Fracture: the act or process of breaking or the state of being broken

We’re Not There Yet

“Behold, the dwelling place of God is with man. He will dwell with them, and they will be his people, and God himself will be with them as their God. He will wipe away every tear from their eyes, and death shall be no more, neither shall there be mourning, nor crying, nor pain anymore, for the former things have passed away” (Rev. 21:3-4). The New Creation will feature perfect and uninterrupted communion between God and man. As a result every human relationship will be marked by holistic health and tranquility – fractured friendships will be no more.

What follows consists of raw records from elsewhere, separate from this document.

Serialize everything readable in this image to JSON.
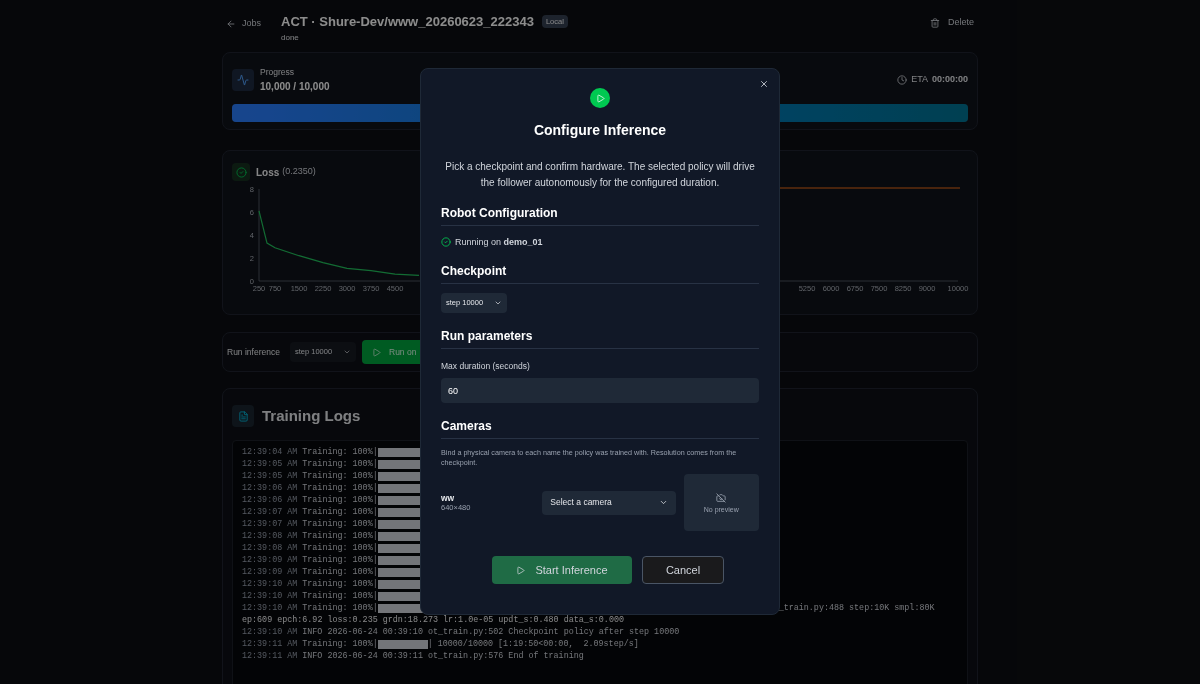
{
  "header": {
    "back_label": "Jobs",
    "title": "ACT · Shure-Dev/www_20260623_222343",
    "badge": "Local",
    "status": "done",
    "delete_label": "Delete"
  },
  "progress": {
    "label": "Progress",
    "value": "10,000 / 10,000",
    "eta_label": "ETA",
    "eta_value": "00:00:00",
    "level": 1
  },
  "loss": {
    "title": "Loss",
    "value": "(0.2350)",
    "charts": [
      {
        "chart_data": {
          "type": "line",
          "xlim": [
            250,
            10000
          ],
          "ylim": [
            0,
            8
          ],
          "yticks": [
            0,
            2,
            4,
            6,
            8
          ],
          "xticks": [
            250,
            750,
            1500,
            2250,
            3000,
            3750,
            4500
          ],
          "x": [
            250,
            500,
            750,
            1500,
            2250,
            3000,
            3750,
            4500,
            5250
          ],
          "series": [
            {
              "color": "#22c55e",
              "values": [
                6.1,
                3.3,
                2.9,
                2.2,
                1.6,
                1.1,
                0.9,
                0.6,
                0.5
              ]
            }
          ]
        }
      }
    ],
    "second_panel": {
      "axis_labels": [
        "5250",
        "6000",
        "6750",
        "7500",
        "8250",
        "9000",
        "10000"
      ]
    }
  },
  "run_inference": {
    "label": "Run inference",
    "checkpoint": "step 10000",
    "button": "Run on"
  },
  "logs": {
    "title": "Training Logs",
    "lines": [
      {
        "kind": "progress",
        "time": "12:39:04 AM",
        "text": "Training: 100%|"
      },
      {
        "kind": "progress",
        "time": "12:39:05 AM",
        "text": "Training: 100%|"
      },
      {
        "kind": "progress",
        "time": "12:39:05 AM",
        "text": "Training: 100%|"
      },
      {
        "kind": "progress",
        "time": "12:39:06 AM",
        "text": "Training: 100%|"
      },
      {
        "kind": "progress",
        "time": "12:39:06 AM",
        "text": "Training: 100%|"
      },
      {
        "kind": "progress",
        "time": "12:39:07 AM",
        "text": "Training: 100%|"
      },
      {
        "kind": "progress",
        "time": "12:39:07 AM",
        "text": "Training: 100%|"
      },
      {
        "kind": "progress",
        "time": "12:39:08 AM",
        "text": "Training: 100%|"
      },
      {
        "kind": "progress",
        "time": "12:39:08 AM",
        "text": "Training: 100%|"
      },
      {
        "kind": "progress",
        "time": "12:39:09 AM",
        "text": "Training: 100%|"
      },
      {
        "kind": "progress",
        "time": "12:39:09 AM",
        "text": "Training: 100%|"
      },
      {
        "kind": "progress",
        "time": "12:39:10 AM",
        "text": "Training: 100%|"
      },
      {
        "kind": "progress",
        "time": "12:39:10 AM",
        "text": "Training: 100%|"
      },
      {
        "kind": "progress",
        "time": "12:39:10 AM",
        "text": "Training: 100%|",
        "tail": "_train.py:488 step:10K smpl:80K"
      },
      {
        "kind": "plain",
        "text": "ep:609 epch:6.92 loss:0.235 grdn:18.273 lr:1.0e-05 updt_s:0.480 data_s:0.000"
      },
      {
        "kind": "info",
        "time": "12:39:10 AM",
        "text": "INFO 2026-06-24 00:39:10 ot_train.py:502 Checkpoint policy after step 10000"
      },
      {
        "kind": "progress",
        "time": "12:39:11 AM",
        "text": "Training: 100%|",
        "after": "| 10000/10000 [1:19:50<00:00,  2.09step/s]"
      },
      {
        "kind": "info",
        "time": "12:39:11 AM",
        "text": "INFO 2026-06-24 00:39:11 ot_train.py:576 End of training"
      }
    ]
  },
  "modal": {
    "title": "Configure Inference",
    "description": "Pick a checkpoint and confirm hardware. The selected policy will drive the follower autonomously for the configured duration.",
    "robot_heading": "Robot Configuration",
    "running_on": "Running on **demo_01**",
    "checkpoint_heading": "Checkpoint",
    "checkpoint": "step 10000",
    "params_heading": "Run parameters",
    "duration_label": "Max duration (seconds)",
    "duration_value": "60",
    "cameras_heading": "Cameras",
    "cameras_help": "Bind a physical camera to each name the policy was trained with. Resolution comes from the checkpoint.",
    "cameras": [
      {
        "name": "ww",
        "resolution": "640×480",
        "placeholder": "Select a camera",
        "preview": "No preview"
      }
    ],
    "start_button": {
      "label": "Start Inference",
      "disabled": true
    },
    "cancel_button": "Cancel"
  }
}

The New Creation has begun with Jesus and in believers (1 Cor. 15:23; 2 Cor. 5:17). But there is much that is yet uncompleted. We remain in an aching, groaning world filled with schisms of every sort (Rom. 8:22). Broken friendships remind us that we’re not home yet and press us into that prayer of Christ-loving desperation, “Come, Lord Jesus!” (Rev. 22:20).

We yearn for His return all the more when heartbreak lingers and friendship fractures. When we live out the lyrics to this song, our love for this temporary and fallen world decreases.

I had all and then most of you
Some and now none of you
Take me back to the night we met
I don’t know what I’m supposed to do
Haunted by the ghost of you
Oh, take me back to the night we met

Our Need of Grace

Especially in our distraction-saturated culture, it can be so easy to float through life with hardly a thought of our own weakness, sin, and need of grace. Yet as we sense the pieces of a once-solid friendship slipping through our grasp, we find ourselves examining ourselves and asking God to convict and cleanse us of the selfishness that contributed to the split. 

Sitting among the ruins of a failed friendship, our instinct is to assemble a defense and compile a list of reasons why the fallout is the fault of our former friend. But deep down, we know better. By the Spirit’s work, we’re aware of our own guilt and the many ways we could have and should have been much more christlike in our interactions with that friend. Relational brokenness allows the perfect light of God’s purity to shine into the still dark crevasses of our hearts (1 John 1:5-10).

A Gospel Reminder

Perhaps the most shocking aspect of the good news of Jesus is that it describes the way He gave His life, not to save His good buddies who always treated Him well, but to die for us and save us “while we were still sinners” (Rom. 5:8). When friendships fail, there will almost certainly be a great deal of hurt and animosity – the previous closeness only serves to amplify the feelings of pain and sense of betrayal. When those emotions are most acute and the ache throbs strongest, we have the opportunity to catch a small glimpse of Christ’s incomprehensible love.

He came to rescue and redeem His people while we were dead in our sin (Eph. 2:1-10), helpless in our wickedness, and incapable of any fully God-honoring thought (Rom. 3:9-18). We went astray, and in our time of farthest wandering, He came and sought us out (Lk. 15:4). Human reconciliation won’t always be possible, but the gospel of Jesus gives us a pattern to follow and a reason to worship. Jesus didn’t save morally neutral people. He saved betrayers, mutineers, rebels, turncoats, and treasonous renegades. The pain of fractured friendships is a living flannel graph of God’s redeeming love.